Malcolm Walker is hardly a Hell's Angel.
But lately, the 49-year-old Walker and his Kawasaki 400 are attracting as much police and public attention as the notorious motorcycle gang.
Five times recently, Virginia and District police have pulled Walker, a Department of Energy cost analyst, off I-395 and ticketed him for riding his motorcycle in the high-occupancy vehicle (HOV) lanes reserved for car pools and buses.
Walker says those Alexandria, Arlington and D.C. tickets are unfair because federal law allows motorcyclists in the HOV lanes, which are designed to encourage fuel conservation.
I'm not a crusader . . . . I'm a relatively conservative government employe," said Walker, who continues to zoom through the three local jurisdictions on I-395 from his Annandale home to his Washington office wearing a business suit.
"I've started looking over my shoulder" for police, Walker said. "But I know I'm right."
Ask William Boyce, the prosecutor who argued against Walker in Alexandria General District Court last Wednesday, who's right, and he'll tell you it's the state of Virginia.
State law forbids motorcycles on the HOV lanes marked for vehicles containing at least four persons, the prosecutor said.
"I suppose if one could squeeze three more people on a motorcycle, it would be okay," said Virginia state Del. Bernard Cohen (D-Alexandria), who is providing legal advice to Walker.

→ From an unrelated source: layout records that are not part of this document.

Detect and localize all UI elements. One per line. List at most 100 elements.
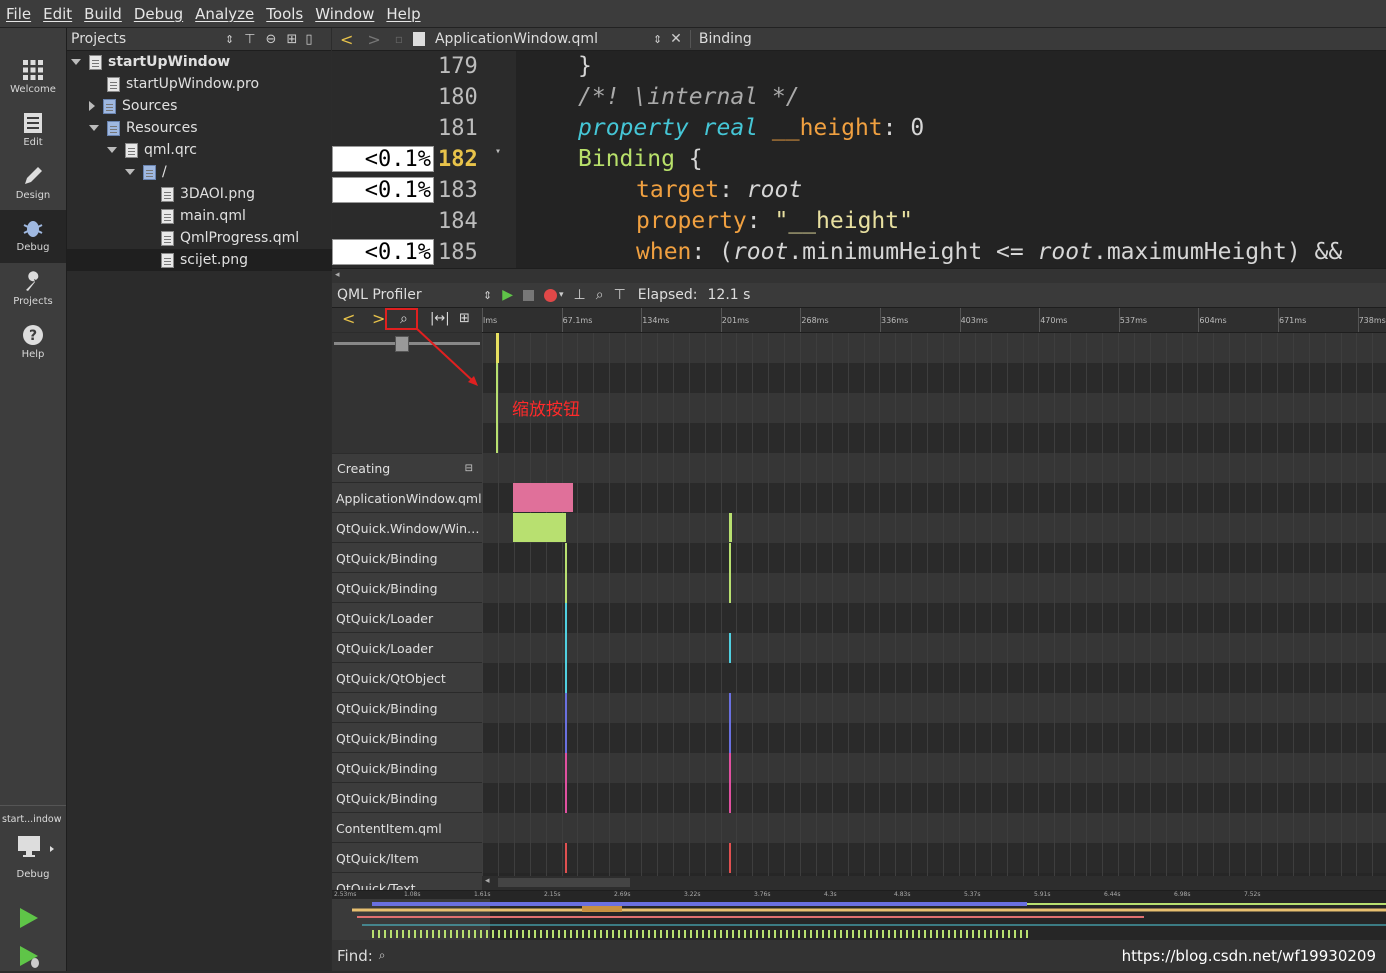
overview-bar xyxy=(456,930,458,938)
timeline-event[interactable] xyxy=(565,543,567,603)
timeline-event[interactable] xyxy=(729,543,731,603)
timeline-event[interactable] xyxy=(565,663,567,693)
timeline-scroll-thumb[interactable] xyxy=(498,878,630,887)
timeline-row-label[interactable]: QtQuick/Binding xyxy=(332,694,482,723)
forward-icon[interactable]: > xyxy=(367,30,380,49)
mode-projects[interactable]: Projects xyxy=(0,264,66,317)
menu-build[interactable]: Build xyxy=(78,5,128,23)
timeline-tracks[interactable] xyxy=(482,333,1386,876)
timeline-event[interactable] xyxy=(565,843,567,873)
split-icon[interactable]: ⊞ xyxy=(286,32,297,47)
chevron-down-icon[interactable] xyxy=(71,59,81,65)
run-button[interactable] xyxy=(18,907,40,933)
mode-edit[interactable]: Edit xyxy=(0,105,66,158)
chevron-down-icon[interactable] xyxy=(125,169,135,175)
open-file-name[interactable]: ApplicationWindow.qml xyxy=(435,31,653,47)
timeline-row-label[interactable]: QtQuick/Loader xyxy=(332,634,482,663)
chevron-down-icon[interactable]: ▾ xyxy=(559,290,564,300)
symbol-selector[interactable]: Binding xyxy=(699,31,752,47)
timeline-event[interactable] xyxy=(496,363,498,453)
timeline-event[interactable] xyxy=(565,693,567,753)
projects-title[interactable]: Projects xyxy=(71,31,221,47)
timeline-row-label[interactable]: QtQuick/Binding xyxy=(332,754,482,783)
start-profile-icon[interactable]: ▶ xyxy=(502,287,513,303)
link-icon[interactable]: ⊖ xyxy=(266,32,277,47)
tree-item[interactable]: Resources xyxy=(67,117,353,139)
mode-debug[interactable]: Debug xyxy=(0,210,66,263)
timeline-row-label[interactable]: QtQuick/Text xyxy=(332,874,482,890)
filter-icon[interactable]: ⊤ xyxy=(244,32,255,47)
menu-debug[interactable]: Debug xyxy=(128,5,189,23)
zoom-slider-handle[interactable] xyxy=(395,336,409,352)
timeline-row-label[interactable]: QtQuick/Binding xyxy=(332,784,482,813)
profiler-selector[interactable]: QML Profiler xyxy=(337,287,483,303)
chevron-down-icon[interactable] xyxy=(107,147,117,153)
timeline-row-label[interactable]: ApplicationWindow.qml xyxy=(332,484,482,513)
menu-edit[interactable]: Edit xyxy=(37,5,78,23)
grid-line xyxy=(1086,333,1087,876)
record-icon[interactable] xyxy=(544,288,557,302)
close-pane-icon[interactable]: ▯ xyxy=(305,32,312,47)
timeline-event[interactable] xyxy=(496,333,499,363)
timeline-row-label[interactable]: ContentItem.qml xyxy=(332,814,482,843)
grid-line xyxy=(911,333,912,876)
tree-item[interactable]: startUpWindow.pro xyxy=(67,73,353,95)
menu-analyze[interactable]: Analyze xyxy=(189,5,260,23)
chevron-down-icon[interactable] xyxy=(89,125,99,131)
timeline-event[interactable] xyxy=(729,753,731,813)
timeline-event[interactable] xyxy=(513,483,573,512)
timeline-row-label[interactable]: QtQuick/Binding xyxy=(332,724,482,753)
timeline-event[interactable] xyxy=(565,753,567,813)
fold-icon[interactable]: ▾ xyxy=(495,146,501,157)
close-file-icon[interactable]: ✕ xyxy=(670,31,682,47)
timeline-row-label[interactable]: QtQuick/Binding xyxy=(332,544,482,573)
updown-icon[interactable]: ⇕ xyxy=(225,33,234,46)
timeline-row-label[interactable]: QtQuick/Item xyxy=(332,844,482,873)
timeline-row-label[interactable]: QtQuick.Window/Wind… xyxy=(332,514,482,543)
overview-graph xyxy=(352,902,1386,938)
timeline-row-label[interactable]: QtQuick/Loader xyxy=(332,604,482,633)
menu-file[interactable]: File xyxy=(0,5,37,23)
overview-bar xyxy=(756,930,758,938)
mode-welcome[interactable]: Welcome xyxy=(0,52,66,105)
kit-selector[interactable] xyxy=(16,834,56,866)
menu-window[interactable]: Window xyxy=(309,5,380,23)
updown-icon[interactable]: ⇕ xyxy=(483,289,492,302)
filter-icon[interactable]: ⊤ xyxy=(614,287,626,303)
mode-design[interactable]: Design xyxy=(0,158,66,211)
timeline-row-label[interactable]: QtQuick/QtObject xyxy=(332,664,482,693)
prev-event-icon[interactable]: < xyxy=(342,309,355,328)
category-header[interactable]: Creating ⊟ xyxy=(332,454,482,483)
timeline-hscrollbar[interactable]: ◂ xyxy=(482,876,1386,890)
overview-timeline[interactable]: 2.53ms 1.08s 1.61s 2.15s 2.69s 3.22s 3.76s 4.3s… xyxy=(332,890,1386,941)
timeline-event[interactable] xyxy=(729,513,732,542)
chevron-right-icon[interactable] xyxy=(89,101,95,111)
editor-hscrollbar[interactable]: ◂ xyxy=(332,268,1386,283)
timeline-event[interactable] xyxy=(729,633,731,663)
timeline-event[interactable] xyxy=(729,693,731,753)
tree-item[interactable]: startUpWindow xyxy=(67,51,335,73)
timeline-event[interactable] xyxy=(729,843,731,873)
grid-icon xyxy=(23,60,43,80)
menu-tools[interactable]: Tools xyxy=(260,5,309,23)
clear-icon[interactable]: ⊥ xyxy=(574,287,586,303)
tree-item[interactable]: qml.qrc xyxy=(67,139,371,161)
timeline-event[interactable] xyxy=(565,603,567,663)
tree-item[interactable]: Sources xyxy=(67,95,353,117)
stop-icon[interactable] xyxy=(523,289,534,301)
debug-run-button[interactable] xyxy=(18,945,42,973)
overview-bar xyxy=(546,930,548,938)
grid-line xyxy=(1229,333,1230,876)
ruler-tick xyxy=(959,308,961,332)
menu-help[interactable]: Help xyxy=(380,5,426,23)
timeline-event[interactable] xyxy=(513,513,566,542)
back-icon[interactable]: < xyxy=(340,30,353,49)
next-event-icon[interactable]: > xyxy=(372,309,385,328)
timeline-row-label[interactable]: QtQuick/Binding xyxy=(332,574,482,603)
search-icon[interactable]: ⌕ xyxy=(596,287,604,303)
collapse-icon[interactable]: ⊟ xyxy=(465,454,473,482)
grid-line xyxy=(1245,333,1246,876)
mode-help[interactable]: ? Help xyxy=(0,317,66,370)
updown-icon[interactable]: ⇕ xyxy=(653,33,662,46)
code-area[interactable]: } /*! \internal */ property real __heigh… xyxy=(516,51,1386,268)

Cohen, a lawyer and a motorcycle enthusiast, argued in court that a 1982 federal law designed to promote energy conservation permits motorcycles on HOV lanes. Because Virginia receives millions in federal highway funds, some of it used for HOV-lane highways, the state must comply with federal law, he contended, or risk losing the funding.

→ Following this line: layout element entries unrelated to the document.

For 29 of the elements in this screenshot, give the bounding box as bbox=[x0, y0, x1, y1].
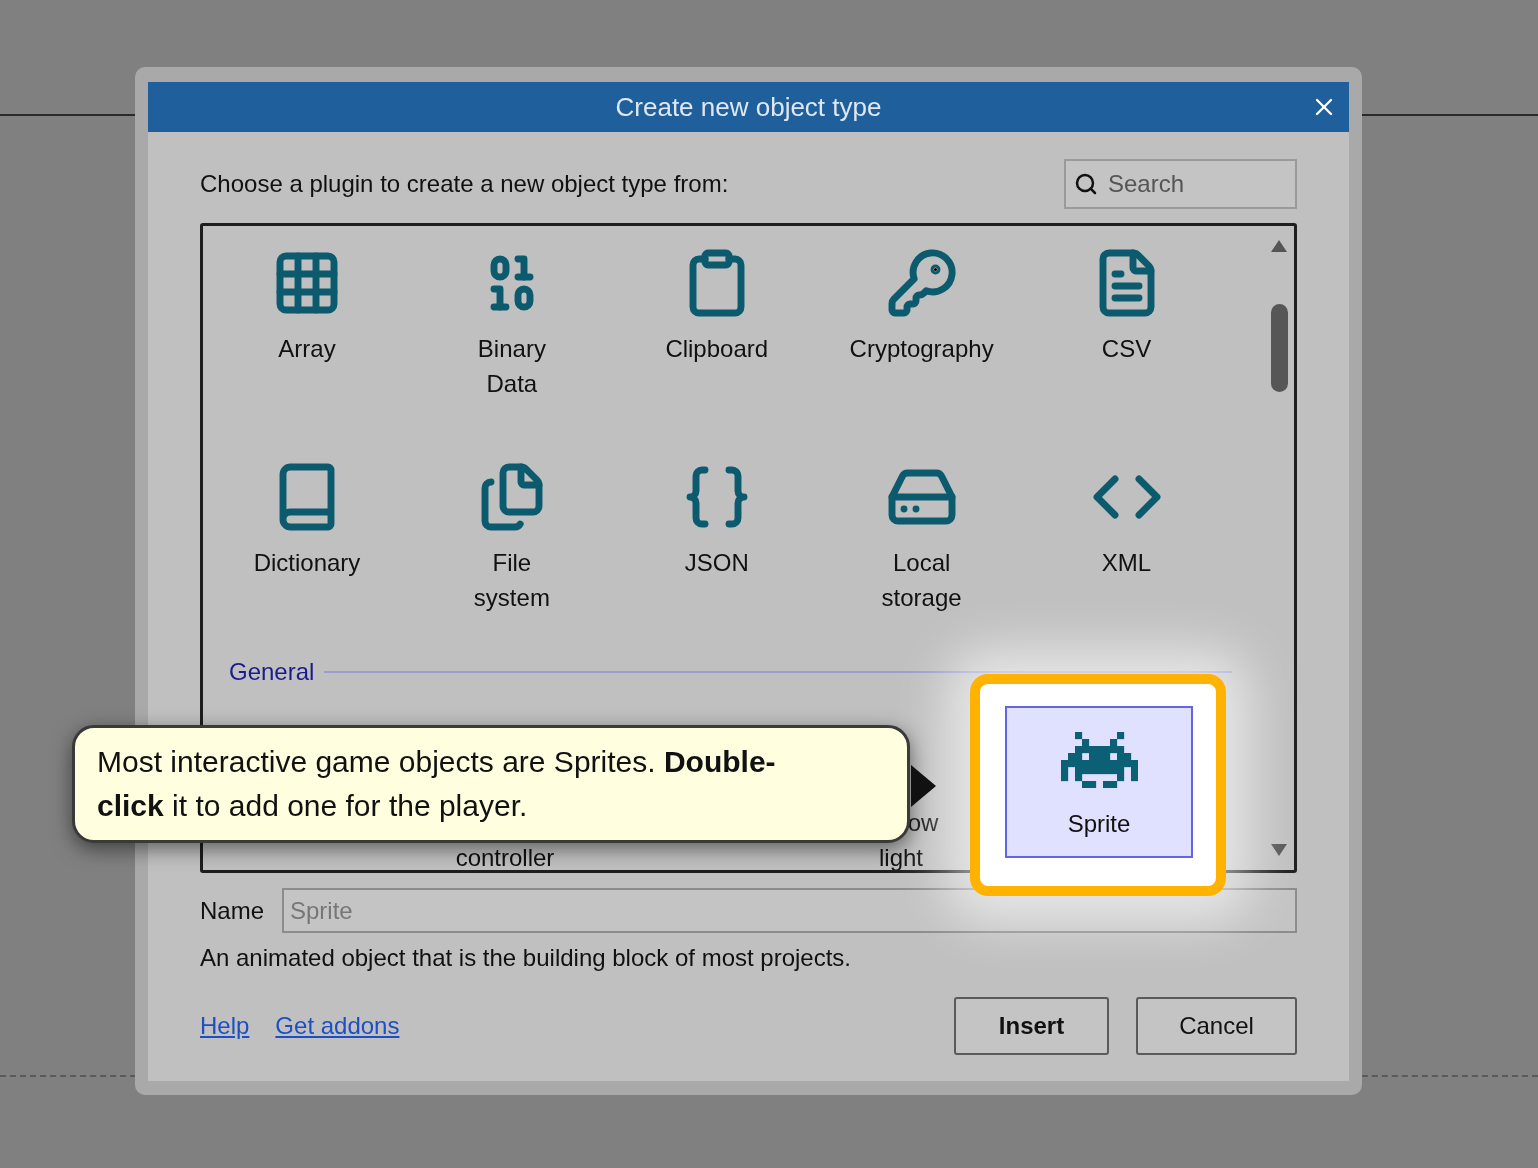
insert-button[interactable]: Insert bbox=[954, 997, 1109, 1055]
description-text: An animated object that is the building block of most projects. bbox=[200, 943, 853, 973]
tooltip-text: Most interactive game objects are Sprites. Double-click it to add one for the player. bbox=[97, 744, 777, 824]
plugin-label[interactable]: Cryptography bbox=[849, 331, 994, 366]
plugin-label[interactable]: Clipboard bbox=[665, 331, 769, 366]
plugin-label[interactable]: controller bbox=[455, 840, 555, 870]
plugin-label[interactable]: Dictionary bbox=[253, 545, 361, 580]
scroll-up-icon[interactable] bbox=[1271, 240, 1287, 252]
plugin-tile[interactable]: Sprite bbox=[1005, 706, 1193, 858]
plugin-label[interactable]: Binary Data bbox=[477, 331, 546, 401]
plugin-label[interactable]: Local storage bbox=[881, 545, 962, 615]
plugin-label[interactable]: Array bbox=[278, 331, 336, 366]
cancel-button[interactable]: Cancel bbox=[1136, 997, 1297, 1055]
prompt-text: Choose a plugin to create a new object type from: bbox=[200, 169, 729, 199]
search-icon bbox=[1074, 172, 1098, 196]
group-heading: General bbox=[229, 657, 315, 687]
tooltip-pointer bbox=[911, 765, 936, 807]
plugin-label[interactable]: JSON bbox=[684, 545, 749, 580]
plugin-label[interactable]: CSV bbox=[1101, 331, 1152, 366]
plugin-label[interactable]: XML bbox=[1101, 545, 1152, 580]
search-field[interactable]: Search bbox=[1064, 159, 1297, 209]
scroll-down-icon[interactable] bbox=[1271, 844, 1287, 856]
footer-link[interactable]: Get addons bbox=[275, 1008, 400, 1044]
footer-link[interactable]: Help bbox=[200, 1008, 250, 1044]
invader-icon bbox=[1060, 732, 1138, 788]
scrollbar-thumb[interactable] bbox=[1270, 304, 1288, 392]
plugin-label[interactable]: File system bbox=[473, 545, 550, 615]
window-title: Create new object type bbox=[615, 90, 882, 124]
name-label: Name bbox=[200, 895, 266, 926]
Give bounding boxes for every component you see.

According to prosecutor Boyce, that federal statute was not designed to limit Virginia's ability to control its traffic. It doesn't stop Virginia police officers from ticketing Walker if he won't stay off the HOV lanes, he said.
Alexandria General District Court Judge Daniel Fairfax O'Flaherty said he would rule on the case Friday.

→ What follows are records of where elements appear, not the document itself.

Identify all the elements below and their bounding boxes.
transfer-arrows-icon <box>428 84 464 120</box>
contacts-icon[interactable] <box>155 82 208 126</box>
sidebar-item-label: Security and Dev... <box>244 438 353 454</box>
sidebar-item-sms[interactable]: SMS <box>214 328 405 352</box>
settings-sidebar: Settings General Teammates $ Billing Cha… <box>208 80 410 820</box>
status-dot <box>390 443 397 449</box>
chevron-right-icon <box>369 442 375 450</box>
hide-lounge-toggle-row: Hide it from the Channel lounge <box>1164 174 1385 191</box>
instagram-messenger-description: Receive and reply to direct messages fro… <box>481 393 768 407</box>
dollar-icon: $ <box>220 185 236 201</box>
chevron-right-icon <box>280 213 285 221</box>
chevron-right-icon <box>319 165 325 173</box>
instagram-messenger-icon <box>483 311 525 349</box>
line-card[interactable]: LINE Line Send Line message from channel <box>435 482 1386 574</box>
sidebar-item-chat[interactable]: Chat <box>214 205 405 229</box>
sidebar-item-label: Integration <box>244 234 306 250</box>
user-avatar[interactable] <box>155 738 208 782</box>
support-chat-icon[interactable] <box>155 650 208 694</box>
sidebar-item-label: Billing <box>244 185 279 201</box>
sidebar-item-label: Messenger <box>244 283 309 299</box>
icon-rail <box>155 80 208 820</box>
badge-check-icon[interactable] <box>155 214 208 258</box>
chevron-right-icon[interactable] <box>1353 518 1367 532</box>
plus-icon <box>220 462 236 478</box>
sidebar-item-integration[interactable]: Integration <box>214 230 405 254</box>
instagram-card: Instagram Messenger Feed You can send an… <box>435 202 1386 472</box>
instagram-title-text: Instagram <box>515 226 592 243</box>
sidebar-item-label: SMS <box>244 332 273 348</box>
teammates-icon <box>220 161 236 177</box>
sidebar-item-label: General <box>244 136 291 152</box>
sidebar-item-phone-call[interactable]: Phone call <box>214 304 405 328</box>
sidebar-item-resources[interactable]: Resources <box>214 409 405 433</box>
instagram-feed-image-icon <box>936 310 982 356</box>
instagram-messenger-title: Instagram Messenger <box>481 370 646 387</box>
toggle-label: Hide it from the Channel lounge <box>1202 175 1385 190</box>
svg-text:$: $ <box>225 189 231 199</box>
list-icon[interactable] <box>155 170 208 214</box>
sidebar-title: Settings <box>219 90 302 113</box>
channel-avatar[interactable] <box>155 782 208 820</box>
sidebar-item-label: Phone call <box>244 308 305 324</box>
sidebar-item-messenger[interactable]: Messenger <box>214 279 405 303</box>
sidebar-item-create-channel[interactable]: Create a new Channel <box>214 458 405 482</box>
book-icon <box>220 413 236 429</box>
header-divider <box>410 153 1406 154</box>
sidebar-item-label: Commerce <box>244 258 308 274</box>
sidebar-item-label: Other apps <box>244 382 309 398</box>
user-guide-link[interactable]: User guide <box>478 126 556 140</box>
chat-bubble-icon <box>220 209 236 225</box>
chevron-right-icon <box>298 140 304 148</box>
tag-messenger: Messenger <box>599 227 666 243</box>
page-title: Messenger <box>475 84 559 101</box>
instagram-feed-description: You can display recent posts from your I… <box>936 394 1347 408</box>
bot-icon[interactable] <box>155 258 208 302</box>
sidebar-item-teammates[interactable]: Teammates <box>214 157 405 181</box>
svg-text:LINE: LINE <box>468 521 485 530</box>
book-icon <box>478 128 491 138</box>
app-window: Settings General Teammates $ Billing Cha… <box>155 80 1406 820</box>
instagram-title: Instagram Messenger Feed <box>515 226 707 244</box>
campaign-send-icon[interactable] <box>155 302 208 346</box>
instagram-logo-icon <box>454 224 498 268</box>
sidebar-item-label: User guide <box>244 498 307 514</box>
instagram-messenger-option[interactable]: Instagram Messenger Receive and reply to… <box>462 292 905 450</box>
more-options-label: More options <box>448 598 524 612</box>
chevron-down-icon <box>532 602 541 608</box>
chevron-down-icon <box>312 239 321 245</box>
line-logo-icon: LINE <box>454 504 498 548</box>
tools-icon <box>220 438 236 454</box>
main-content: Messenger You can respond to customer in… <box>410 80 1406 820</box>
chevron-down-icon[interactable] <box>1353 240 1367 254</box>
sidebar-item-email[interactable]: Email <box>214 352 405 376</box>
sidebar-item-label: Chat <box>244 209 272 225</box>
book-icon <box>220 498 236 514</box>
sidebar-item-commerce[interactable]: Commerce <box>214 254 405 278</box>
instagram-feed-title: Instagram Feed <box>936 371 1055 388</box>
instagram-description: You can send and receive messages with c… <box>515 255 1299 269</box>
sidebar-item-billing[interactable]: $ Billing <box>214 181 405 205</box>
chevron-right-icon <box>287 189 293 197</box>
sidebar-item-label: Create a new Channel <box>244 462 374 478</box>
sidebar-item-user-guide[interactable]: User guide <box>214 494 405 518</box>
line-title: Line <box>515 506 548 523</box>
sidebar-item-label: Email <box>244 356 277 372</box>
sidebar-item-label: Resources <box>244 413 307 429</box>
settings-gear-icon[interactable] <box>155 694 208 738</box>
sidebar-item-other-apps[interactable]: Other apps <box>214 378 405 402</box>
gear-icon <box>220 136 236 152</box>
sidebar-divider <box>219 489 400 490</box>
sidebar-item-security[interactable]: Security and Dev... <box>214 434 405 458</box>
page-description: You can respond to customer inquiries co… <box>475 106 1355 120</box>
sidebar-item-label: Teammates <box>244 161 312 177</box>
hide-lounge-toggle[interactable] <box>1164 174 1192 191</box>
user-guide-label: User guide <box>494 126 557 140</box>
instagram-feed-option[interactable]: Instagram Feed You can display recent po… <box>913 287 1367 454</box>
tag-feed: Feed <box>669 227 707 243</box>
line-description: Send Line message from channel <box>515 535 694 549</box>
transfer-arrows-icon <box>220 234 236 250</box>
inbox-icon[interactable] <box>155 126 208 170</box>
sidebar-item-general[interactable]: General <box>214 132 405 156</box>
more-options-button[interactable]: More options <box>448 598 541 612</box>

"My wife at first asked me if it was worth it," Walker said. Now, he said, they both believe the court hassle and the threat of more than $200 in fines is worth the effort.
Because he saves almost an hour of commuting time each day and believes the less-congested traffic in the HOV lanes makes for safer motorcycle riding, Walker says he'll continue riding his bike, skirting law officers through Northern Virginia and into the city.
He successfully defended himself against a HOV-lane ticket written in Arlington in June by persuading a judge that his federal-funding argument was valid. The Arlington commonwealth's attorney's office recently informed him, however, that it will take him to court on another HOV ticket he received because it wants to present different arguments.
Gary Winn, the legal adviser for the National Motorcyclist Association in Ohio, said he is keeping close tabs on the Walker case because many of the group's 137,000 dues-paying members want to ride to and from work on restricted lanes.
"Motorcyclists conserve fuel and expedite traffic. That's exactly why the HOV lanes were developed," Winn said. He said the whole Walker episode is a "misunderstanding" between state and federal authorities, but he is certain Walker will win.
"It would be an enormous advantage if I could ride to work on the HOV lanes," said George Brosseau, who commutes on his 1978 BMW motorcycle from Reston to his job, in the District, as a National Science Foundation administrator. But he said he fears tickets. If Walker wins his case, Brosseau said, maybe he and many of the estimated 10 million motorcylists nationwidecan shave their commuting time.
Asked why ardent motorcyclists haven't lobbied against Virginia and other states' rules before, Brosseau said, "The trouble is you can't organize motorcycists. They're fiercely independent people."